To create the work of art, the Park received submissions of what people were grateful for from over 1,000 people around the Region. Many schools participated including Fox Chapel School District Schools, Christ the Divine Teacher Catholic Academy, Pace School, Shadyside Academy, Shaler Elementary School and Winchester Thurston. Girl Scout Troops, Pittsburgh Urban Leadership Service Experience, Lighthouse Point Retirement Community Residents, garden clubs and even a rug hooking guild submitted answers from their members.

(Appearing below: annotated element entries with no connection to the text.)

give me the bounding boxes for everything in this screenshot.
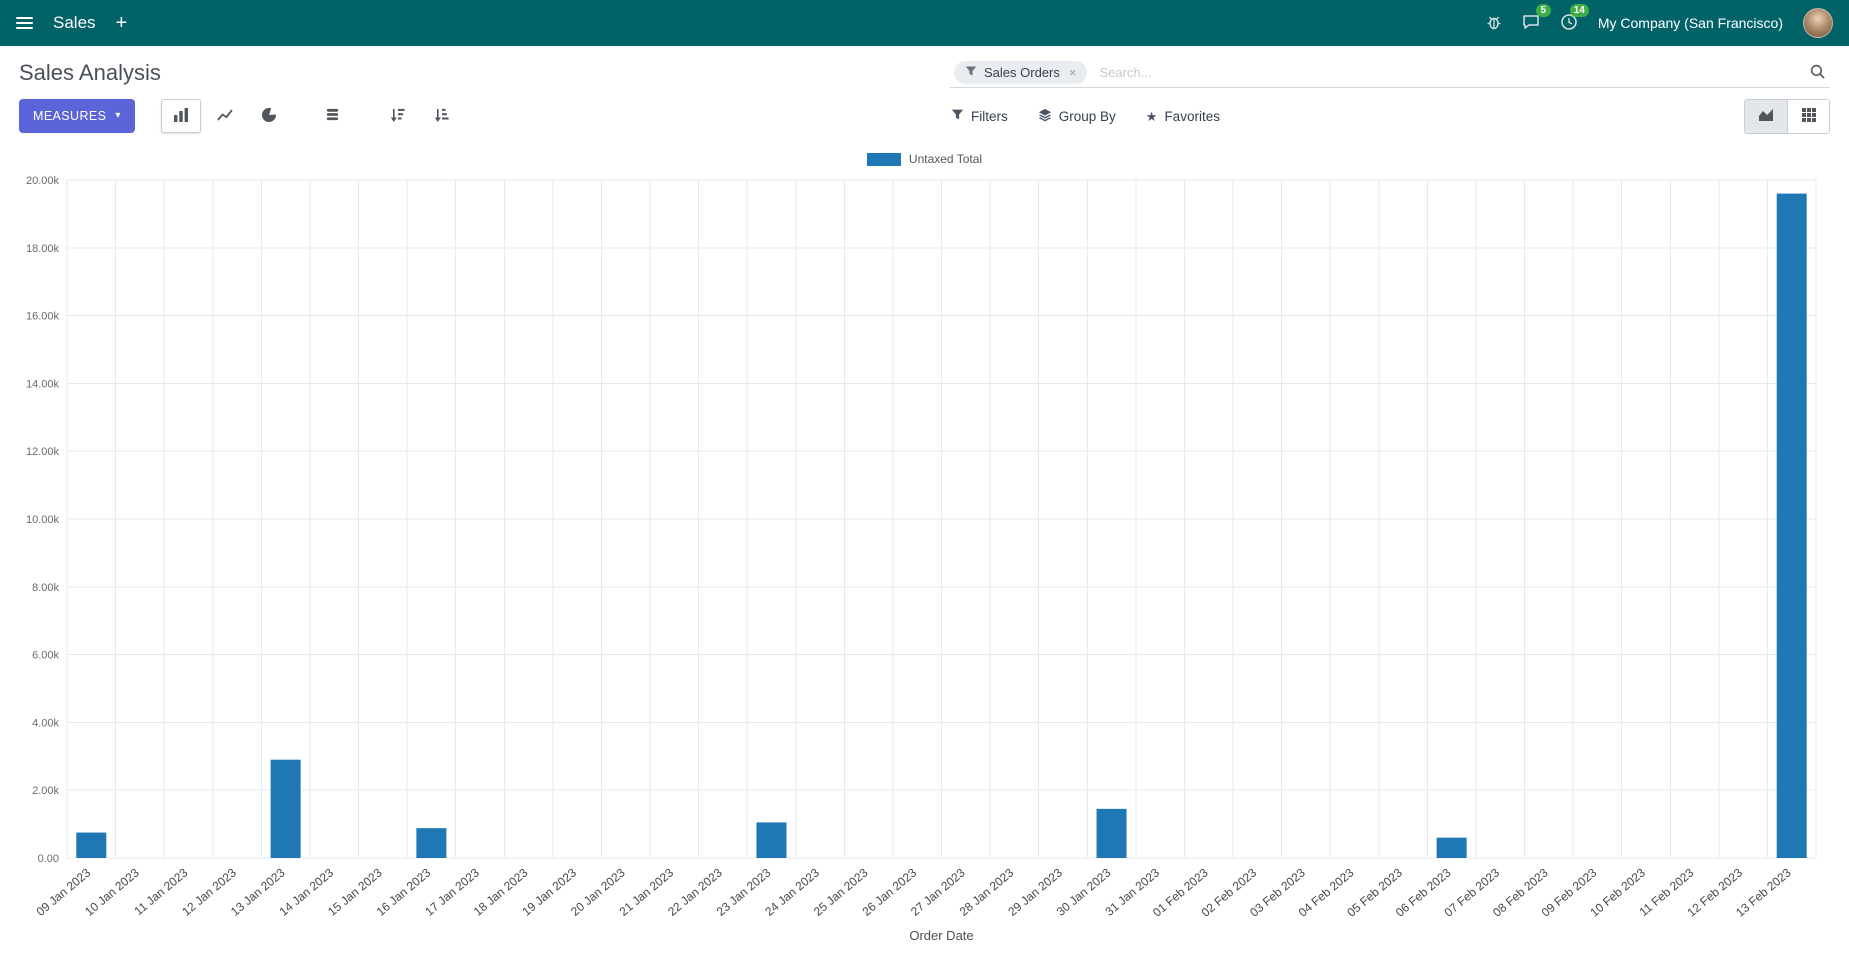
stacked-icon: [325, 107, 340, 125]
y-tick-label: 2.00k: [32, 785, 59, 797]
app-name[interactable]: Sales: [53, 13, 96, 32]
user-menu-button[interactable]: [1803, 8, 1833, 38]
company-switcher[interactable]: My Company (San Francisco): [1597, 15, 1783, 31]
y-tick-label: 12.00k: [26, 446, 60, 458]
stacked-toggle-button[interactable]: [313, 99, 353, 133]
messages-badge: 5: [1535, 3, 1551, 17]
measures-label: MEASURES: [33, 109, 107, 123]
graph-view-button[interactable]: [1745, 100, 1787, 133]
line-chart-button[interactable]: [205, 99, 245, 133]
message-bubble-icon: [1522, 13, 1540, 34]
control-panel: Sales Analysis Sales Orders ×: [0, 46, 1849, 144]
favorites-label: Favorites: [1164, 108, 1220, 124]
pie-chart-icon: [261, 107, 277, 126]
bar-chart: 0.00 2.00k 4.00k 6.00k 8.00k 10.00k 12.00k 14.0…: [26, 175, 1817, 943]
layers-icon: [1038, 108, 1052, 125]
y-tick-label: 8.00k: [32, 582, 59, 594]
legend-label: Untaxed Total: [908, 152, 983, 166]
sort-group: [377, 99, 461, 133]
navbar: Sales + 5 14 My Company (San Francisco): [0, 0, 1849, 46]
y-tick-label: 14.00k: [26, 378, 60, 390]
filter-icon: [951, 108, 964, 124]
bar-chart-button[interactable]: [160, 99, 201, 133]
breadcrumb-row: Sales Analysis Sales Orders ×: [19, 58, 1830, 88]
pie-chart-button[interactable]: [249, 99, 289, 133]
navbar-left: Sales +: [10, 11, 133, 35]
activities-badge: 14: [1569, 3, 1589, 17]
pivot-view-button[interactable]: [1787, 100, 1829, 133]
search-input[interactable]: [1097, 64, 1799, 81]
bar[interactable]: [416, 828, 447, 858]
bug-icon: [1486, 14, 1502, 33]
activities-button[interactable]: 14: [1560, 3, 1589, 34]
toolbar-row: MEASURES ▾: [19, 98, 1830, 134]
search-icon: [1809, 63, 1826, 83]
caret-down-icon: ▾: [115, 110, 121, 121]
y-tick-label: 20.00k: [26, 175, 60, 187]
sort-descending-button[interactable]: [421, 99, 461, 133]
bar[interactable]: [270, 759, 301, 858]
legend-swatch: [866, 152, 901, 166]
y-tick-label: 6.00k: [32, 650, 59, 662]
messages-button[interactable]: 5: [1522, 3, 1551, 34]
star-icon: ★: [1145, 108, 1158, 124]
chart-area: Untaxed Total 0.00 2.00k 4.00k 6.00k 8.00k 10…: [0, 144, 1849, 948]
group-by-label: Group By: [1058, 108, 1116, 124]
y-tick-label: 16.00k: [26, 311, 60, 323]
filters-label: Filters: [971, 108, 1008, 124]
sort-ascending-icon: [389, 107, 405, 126]
search-bar[interactable]: Sales Orders ×: [950, 58, 1830, 88]
bar-chart-icon: [173, 107, 189, 126]
bar[interactable]: [1436, 837, 1467, 858]
add-tab-button[interactable]: +: [110, 11, 134, 35]
y-tick-label: 4.00k: [32, 717, 59, 729]
filter-icon: [965, 65, 977, 80]
view-switcher: [1744, 99, 1830, 134]
bar[interactable]: [76, 832, 107, 858]
chart-type-group: [160, 99, 289, 133]
filters-button[interactable]: Filters: [951, 108, 1008, 124]
area-chart-icon: [1758, 107, 1774, 126]
bar[interactable]: [1096, 808, 1127, 858]
y-tick-label: 10.00k: [26, 514, 60, 526]
measures-button[interactable]: MEASURES ▾: [19, 99, 135, 133]
y-tick-label: 0.00: [38, 853, 59, 865]
search-facet[interactable]: Sales Orders ×: [954, 61, 1088, 84]
y-tick-label: 18.00k: [26, 243, 60, 255]
bar[interactable]: [1776, 193, 1807, 858]
facet-remove-button[interactable]: ×: [1068, 65, 1077, 80]
sort-ascending-button[interactable]: [377, 99, 417, 133]
line-chart-icon: [217, 107, 233, 126]
pivot-grid-icon: [1801, 107, 1817, 126]
favorites-button[interactable]: ★ Favorites: [1146, 109, 1220, 124]
page-title: Sales Analysis: [19, 60, 161, 85]
main-content: Sales Analysis Sales Orders ×: [0, 46, 1849, 948]
navbar-systray: 5 14 My Company (San Francisco): [1486, 3, 1833, 38]
plus-icon: +: [115, 12, 128, 34]
bar[interactable]: [756, 822, 787, 858]
apps-menu-button[interactable]: [10, 11, 39, 35]
search-options: Filters Group By ★ Favorites: [951, 98, 1220, 134]
avatar: [1803, 8, 1833, 38]
hamburger-icon: [16, 17, 33, 19]
sort-descending-icon: [433, 107, 449, 126]
chart-legend[interactable]: Untaxed Total: [19, 148, 1830, 170]
group-by-button[interactable]: Group By: [1038, 108, 1116, 125]
debug-button[interactable]: [1486, 14, 1502, 33]
x-axis-title: Order Date: [909, 928, 973, 943]
facet-label: Sales Orders: [984, 65, 1060, 80]
search-button[interactable]: [1809, 63, 1826, 83]
clock-icon: [1560, 13, 1578, 34]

“These past twelve months have been so difficult and filled with loss for so many people. Everyone’s lives are different now. But as a result of 2020, more than ever we can appreciate what is truly important in life and the little things that give us joy,” said Susan Crookston, the Park’s Executive Director who conceived of the art work. “We have so much to be grateful for, and this work of art is designed to display and spread that gratitude. Part of the fun of experiencing it is visiting the Park to find your gratitude.”
Psychologists have determined that the practice of focusing on gratitude can have powerful positive impacts on brain function, mood, interpersonal relationships, and even improve physical health indicators such as blood pressure and immune function.
“Fred Rogers encouraged children to “look for the helpers” in times of crisis,” said ARP Board Member Carole King. “We think that this focus on looking for the good, the things to be grateful for, aligns with the values he taught and the values of our Park. It is especially appropriate now for the year anniversary of the pandemic shut downs.”
“This week marks the end of a challenging year. This work of art is designed to make people feel happy,” said Ms. King. “When the wind blows, Waves of Gratitude looks like field of color blowing in the wind. It’s spectacular.” “Waves of Gratitude” is the second in a three-part series of public art funded by Dave and Beth Short.
“Waves of Gratitude” is located in the Park’s Welcome Center Pavilion at 285 River Avenue, Pittsburgh, PA 15215.
Founded in 2011 and dedicated to the memory of Charles R. Burke, Aspinwall Riverfront Park (ARP) features a fabulous Playground sculpture by world renowned artist Tom Otterness, a sled riding hill, off leash dog park, a fishing dock with hanging swings, walking trails, and native gardens. During the summer, it offers café, marina, kayak rentals, music, theater, free concert series, summer camps among other programs to the public. It is located at 285 River Avenue, in Aspinwall 15215.